Letters to the Editor

Letters: Overzealous gang reform feeds school-to-prison pipeline

The City of Durham’s Impact Team spends each day cleaning up gang markings and other graffiti around the city.
The City of Durham’s Impact Team spends each day cleaning up gang markings and other graffiti around the city. Scott Lewis

Gang reform overreach

Regarding the news story “2 men charged in Durham shooting have ties to Crips gang, drugs and another killing” (Nov. 30):

The article stated “About 20 percent of court-involved juveniles in Durham are gang members or associates, compared with roughly 7 percent statewide, according to court counselors.”

I am worried this statistic is cited from NC GangNET, a statewide database that tracks “gang members” with little oversight and major due process concerns.

GangNET is integral to the School-to-Prison Pipeline and must be reformed. To be entered into GangNET, a person need only meet two of ten criteria. Each criterion is vague and extremely subjective. For example, teenagers can be considered gang members if they are seen using the “style of dress associated with a criminal gang” and “adopt the language or terminology” associated with that gang.
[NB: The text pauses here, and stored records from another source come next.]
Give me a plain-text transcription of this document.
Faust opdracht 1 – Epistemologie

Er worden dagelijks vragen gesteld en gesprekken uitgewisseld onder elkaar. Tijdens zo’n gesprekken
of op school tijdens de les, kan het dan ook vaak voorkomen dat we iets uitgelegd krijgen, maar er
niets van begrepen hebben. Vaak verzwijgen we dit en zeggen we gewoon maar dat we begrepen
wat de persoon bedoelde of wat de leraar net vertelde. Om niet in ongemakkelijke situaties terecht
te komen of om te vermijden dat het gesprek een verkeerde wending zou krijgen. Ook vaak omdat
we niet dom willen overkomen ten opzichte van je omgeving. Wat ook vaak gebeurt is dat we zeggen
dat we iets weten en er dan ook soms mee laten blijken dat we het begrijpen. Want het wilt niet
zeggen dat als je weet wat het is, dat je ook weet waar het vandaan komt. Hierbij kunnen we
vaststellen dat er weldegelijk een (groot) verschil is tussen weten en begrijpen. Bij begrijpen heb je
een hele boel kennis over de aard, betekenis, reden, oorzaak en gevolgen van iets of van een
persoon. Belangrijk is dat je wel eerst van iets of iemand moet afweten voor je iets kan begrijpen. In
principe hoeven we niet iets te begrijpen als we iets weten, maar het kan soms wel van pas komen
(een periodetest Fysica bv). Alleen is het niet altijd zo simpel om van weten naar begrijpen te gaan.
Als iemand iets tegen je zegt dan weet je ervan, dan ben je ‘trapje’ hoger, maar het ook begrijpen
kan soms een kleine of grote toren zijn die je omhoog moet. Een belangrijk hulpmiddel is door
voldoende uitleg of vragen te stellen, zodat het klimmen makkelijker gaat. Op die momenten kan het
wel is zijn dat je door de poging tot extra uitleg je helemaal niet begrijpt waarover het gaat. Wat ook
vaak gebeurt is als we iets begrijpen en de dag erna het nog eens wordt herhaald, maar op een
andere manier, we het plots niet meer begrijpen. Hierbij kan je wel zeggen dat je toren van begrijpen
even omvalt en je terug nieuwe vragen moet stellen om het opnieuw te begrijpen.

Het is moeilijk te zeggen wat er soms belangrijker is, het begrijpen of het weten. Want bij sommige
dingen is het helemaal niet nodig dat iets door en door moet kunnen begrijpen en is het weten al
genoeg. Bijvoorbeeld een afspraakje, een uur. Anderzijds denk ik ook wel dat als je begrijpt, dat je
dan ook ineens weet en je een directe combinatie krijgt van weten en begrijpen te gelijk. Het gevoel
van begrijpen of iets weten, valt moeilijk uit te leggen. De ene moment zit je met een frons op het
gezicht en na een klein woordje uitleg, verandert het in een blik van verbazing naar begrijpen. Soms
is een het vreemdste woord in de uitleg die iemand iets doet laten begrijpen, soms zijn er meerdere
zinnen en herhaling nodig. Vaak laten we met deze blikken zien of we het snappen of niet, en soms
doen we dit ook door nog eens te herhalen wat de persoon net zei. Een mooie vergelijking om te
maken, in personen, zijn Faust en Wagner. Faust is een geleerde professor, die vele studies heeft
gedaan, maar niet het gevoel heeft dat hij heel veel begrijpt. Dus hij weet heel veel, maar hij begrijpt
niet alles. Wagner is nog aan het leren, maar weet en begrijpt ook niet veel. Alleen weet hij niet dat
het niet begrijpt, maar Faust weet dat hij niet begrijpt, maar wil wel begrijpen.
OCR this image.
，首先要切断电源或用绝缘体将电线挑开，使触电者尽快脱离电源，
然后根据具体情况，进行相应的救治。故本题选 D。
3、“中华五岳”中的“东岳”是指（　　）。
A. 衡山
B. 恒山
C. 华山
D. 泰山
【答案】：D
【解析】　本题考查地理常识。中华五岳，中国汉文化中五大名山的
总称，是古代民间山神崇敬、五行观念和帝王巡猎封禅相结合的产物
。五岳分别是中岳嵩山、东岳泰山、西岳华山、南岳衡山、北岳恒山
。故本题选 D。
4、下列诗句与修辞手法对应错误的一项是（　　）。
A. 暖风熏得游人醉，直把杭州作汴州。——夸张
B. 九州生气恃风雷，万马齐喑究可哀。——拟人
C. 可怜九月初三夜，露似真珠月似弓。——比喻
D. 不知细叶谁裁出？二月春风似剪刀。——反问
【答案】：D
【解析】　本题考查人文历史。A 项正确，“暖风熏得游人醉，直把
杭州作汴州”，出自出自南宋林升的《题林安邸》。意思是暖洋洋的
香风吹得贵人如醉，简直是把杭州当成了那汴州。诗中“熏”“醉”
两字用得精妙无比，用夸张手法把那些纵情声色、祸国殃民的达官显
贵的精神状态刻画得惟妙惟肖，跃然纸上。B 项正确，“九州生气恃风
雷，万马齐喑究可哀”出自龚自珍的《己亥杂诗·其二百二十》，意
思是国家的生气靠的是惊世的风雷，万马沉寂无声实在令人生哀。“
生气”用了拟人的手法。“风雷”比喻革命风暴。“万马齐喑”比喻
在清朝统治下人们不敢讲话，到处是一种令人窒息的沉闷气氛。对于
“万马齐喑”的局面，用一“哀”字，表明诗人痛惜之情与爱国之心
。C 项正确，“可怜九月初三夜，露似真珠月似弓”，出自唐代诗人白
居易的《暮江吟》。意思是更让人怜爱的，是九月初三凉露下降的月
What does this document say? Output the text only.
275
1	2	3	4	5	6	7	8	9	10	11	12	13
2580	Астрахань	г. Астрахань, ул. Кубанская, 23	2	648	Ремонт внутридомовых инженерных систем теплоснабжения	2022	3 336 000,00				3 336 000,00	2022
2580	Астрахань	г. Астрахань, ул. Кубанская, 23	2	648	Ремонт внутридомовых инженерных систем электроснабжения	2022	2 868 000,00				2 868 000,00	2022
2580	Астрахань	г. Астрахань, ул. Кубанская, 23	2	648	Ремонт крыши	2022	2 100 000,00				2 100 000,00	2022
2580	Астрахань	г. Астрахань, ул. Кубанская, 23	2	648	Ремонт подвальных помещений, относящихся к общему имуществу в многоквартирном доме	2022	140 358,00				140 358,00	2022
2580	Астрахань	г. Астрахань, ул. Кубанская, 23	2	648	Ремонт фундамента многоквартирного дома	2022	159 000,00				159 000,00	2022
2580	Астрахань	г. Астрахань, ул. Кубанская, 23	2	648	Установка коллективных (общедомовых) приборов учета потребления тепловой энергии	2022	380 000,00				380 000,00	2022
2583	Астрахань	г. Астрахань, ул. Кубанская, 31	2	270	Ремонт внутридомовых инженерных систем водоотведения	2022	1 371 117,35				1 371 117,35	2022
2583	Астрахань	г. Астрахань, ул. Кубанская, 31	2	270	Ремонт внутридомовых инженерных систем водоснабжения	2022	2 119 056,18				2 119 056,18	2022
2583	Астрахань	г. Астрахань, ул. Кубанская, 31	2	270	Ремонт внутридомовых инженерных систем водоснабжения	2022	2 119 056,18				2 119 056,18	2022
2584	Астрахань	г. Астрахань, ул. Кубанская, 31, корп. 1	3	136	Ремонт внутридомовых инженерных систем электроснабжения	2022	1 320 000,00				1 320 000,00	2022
Such broad criteria place enormous power with individual officers to define which characteristics, mannerisms, and personal appearance choices are indicative of gang association rather than indicia of one’s neighborhood and/or subculture. This opens the door to implicit biases and human error, which are compounded for youth who are entered into their system by their school resource officers.

According to a joint publication by the N.C. Center for Safer Schools and N.C Department of Public Safety, SROs “work independently, with little to no supervision.” Despite these concerns, GangNET entrants receive zero notification, have no right to decline having their personal information entered, and have no formal process to appeal their entry. Nonetheless, GangNET is used to prioritize prosecutions and justify suspensions. Gang reform called for in the article should never come at the expense of children’s rights.

Hannah Wyatt

The writer is a J.D. Candidate at Duke University School of Law.

City too welcoming

Regarding the news story “2 men charged in Durham shooting have ties to Crips gang, drugs and another killing” (Nov. 30):

Tell them to come on in to our great city where our mayor and city council welcome all, according to another story in that day’s paper. My understanding of the word “all” means any illegal immigrants, murderers, those accused of domestic violence, drug dealers, active gangsters etc.

What in the world has happened to the city of Durham, that I used to know during my 80-plus years of living here, that I was once so proud of? What a shame!

Albert Long

Durham

Anti-Semitism right and left

Regarding the guest column “Anti-Semitic attack perpetuates white supremacist violence in the U.S.” (Nov. 21):

It’s convenient that the “Demilitarize Durham2Palestine” group believes “it is necessary to situate anti-Semitism in the context of white supremacy.” So, why do they find this “necessary”? It’s “necessary” so that they can hide their own anti-Semitism by pointing the finger at someone else.

The D2P group was behind the petition that claimed “these tactics further militarize U.S. police forces that train in Israel, and this training helps the police terrorize Black and Brown communities here in the U.S. Additionally, such practices erode our constitutional rights to due process, freedom of speech, and freedom of assembly.”

Seriously? Do they have evidence that training with Israel does all of those terrible things? No, they have no such evidence, but it didn’t stop them from spreading their fear mongering all over Durham. Evidently the D2P group frightened enough people into signing their petition, which the Durham City Council supported.

There is no doubt that racial discrimination in policing is a significant problem in this country. However, to blame training in Israel for this problem is anti-Semitic. According to the U.S. State Department definition of anti-Semitism — approved under Barak Obama in 2016 — manifestations of anti-Semitism include blaming Jews for “why things go wrong.” It also includes “the targeting of the state of Israel” or “requiring of Israel a behavior not expected or demanded of any other democratic nation.”

D2P and the City Council did not evaluate other countries that train with American police, rather they singled out and discriminated against Israel. What is behind their irrational obsession against Israel?

As Rabbi Lord Sacks says, “one of the enduring facts of history is that most anti-Semites do not think of themselves as anti-Semites”. It’s time for the D2P group to stop pointing the antisemitism finger at others and look in the mirror.